From School Library Journal
Grade 3-6-This installment in the series features Princess Sonora as Sleeping Beauty. The fairies in this fractured tale endow the princess with a few too many gifts at her naming ceremony; not only is she "the smartest human in the world," but she is also "ten times as smart as any human in the world." As a result, Sonora crawls only in perfectly straight lines and perfectly round circles, reminds the Royal Nursemaids to wash behind her ears, and diagnoses her own illnesses. She also refuses to sleep, preferring to spend her evenings reading, or thinking up questions and then answering them-she knows she'll get plenty of sleep during the 100 years promised by the spiteful fairy Belladonna. The more-than-a-little precocious princess decides that she will choose the most opportune moment to prick her finger, thereby putting the castle grounds to sleep. However, things don't go exactly as planned. Levine's witty takeoff is clever and humorous, but without the depth or thorough character development that so distinguished Ella Enchanted (HarperCollins, 1997). This amusing, light read will stir children's imaginations and encourage them to explore further the richness of fairy tales.
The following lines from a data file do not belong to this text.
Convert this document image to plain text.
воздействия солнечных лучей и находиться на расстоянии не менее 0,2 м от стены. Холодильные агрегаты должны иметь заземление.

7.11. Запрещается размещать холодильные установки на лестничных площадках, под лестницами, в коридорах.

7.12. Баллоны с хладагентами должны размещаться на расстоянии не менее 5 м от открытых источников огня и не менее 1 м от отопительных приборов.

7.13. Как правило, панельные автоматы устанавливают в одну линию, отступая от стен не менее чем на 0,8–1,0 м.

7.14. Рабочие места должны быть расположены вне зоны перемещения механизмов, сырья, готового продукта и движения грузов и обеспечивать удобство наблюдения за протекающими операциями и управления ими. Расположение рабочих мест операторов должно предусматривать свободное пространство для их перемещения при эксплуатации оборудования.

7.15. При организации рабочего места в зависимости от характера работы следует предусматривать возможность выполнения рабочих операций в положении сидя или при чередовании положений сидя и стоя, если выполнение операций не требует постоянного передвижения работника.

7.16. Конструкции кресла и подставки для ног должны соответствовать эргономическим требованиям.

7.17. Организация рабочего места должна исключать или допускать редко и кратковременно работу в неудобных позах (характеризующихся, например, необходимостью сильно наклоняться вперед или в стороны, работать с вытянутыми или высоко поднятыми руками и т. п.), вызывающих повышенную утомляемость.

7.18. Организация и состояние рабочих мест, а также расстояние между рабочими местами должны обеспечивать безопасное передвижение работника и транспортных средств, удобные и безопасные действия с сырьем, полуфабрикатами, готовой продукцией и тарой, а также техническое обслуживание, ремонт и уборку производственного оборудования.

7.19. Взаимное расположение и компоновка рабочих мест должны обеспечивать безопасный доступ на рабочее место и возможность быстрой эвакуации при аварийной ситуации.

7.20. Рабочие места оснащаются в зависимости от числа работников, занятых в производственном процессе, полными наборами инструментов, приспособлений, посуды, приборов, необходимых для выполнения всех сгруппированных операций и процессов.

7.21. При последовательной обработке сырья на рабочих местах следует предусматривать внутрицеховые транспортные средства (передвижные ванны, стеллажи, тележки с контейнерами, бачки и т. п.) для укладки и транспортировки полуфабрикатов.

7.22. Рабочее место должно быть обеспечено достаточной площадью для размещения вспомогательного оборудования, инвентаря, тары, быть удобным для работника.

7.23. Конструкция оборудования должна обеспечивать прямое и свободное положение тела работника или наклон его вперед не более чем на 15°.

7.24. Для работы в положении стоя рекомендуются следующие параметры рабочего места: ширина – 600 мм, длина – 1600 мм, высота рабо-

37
Robin L. Gibson, Muskingum County Library System, Zanesville, OH Copyright 1999 Reed Business Information, Inc.
About the Author
Gail Carson Levine grew up in New York City and has been writing all her life. Her first book for children,
Ella Enchanted, was a 1998 Newbery Honor Book. Levine's other books include
Dave At Night, an ALA Notable Book and Best Book for Young Adults;
The Wish;
The Two Princesses of Bamarre; and her Princess Tales books:
The Princess Test,
The Fairy's Mistake,
Princess Sonora and the Long Sleep,
Cinderellis and the Glass Hill,
For Biddle's Sake and
The Fairy's Return. She is also the author of the picture book
Betsy Who Cried Wolf, illustrated by Scott Nash.
Gail, her husband, David, and their Airedale, Baxter, live in a two-hundred-year-old farmhouse in the Hudson River Valley.
In Her Own Words...
"I grew up in New York City. In elementary school I was a charter member of the Scribble Scrabble Club, and in high school my poems were published in an anthology of student poetry. I didn't want to be a writer. First I wanted to act and then I wanted to be a painter like my big sister. In college, I was a Philosophy major, and my prose style was very dry and dull! My interest in the theater led me to my first writing experience as an adult. My husband David wrote the music and lyrics and I wrote the book for a children's musical, Spacenapped that was produced by a neighborhood theater in Brooklyn.
"And my painting brought me to writing for children in earnest. I took a class in writing and illustrating children's books and found that I was much more interested in the writing than in the illustrating.
"Most of my job life has had to do with welfare, first helping people find work and then as an administrator. The earlier experience was more direct and satisfying, and I enjoy thinking that a bunch of people somewhere are doing better today than they might have done if not for me."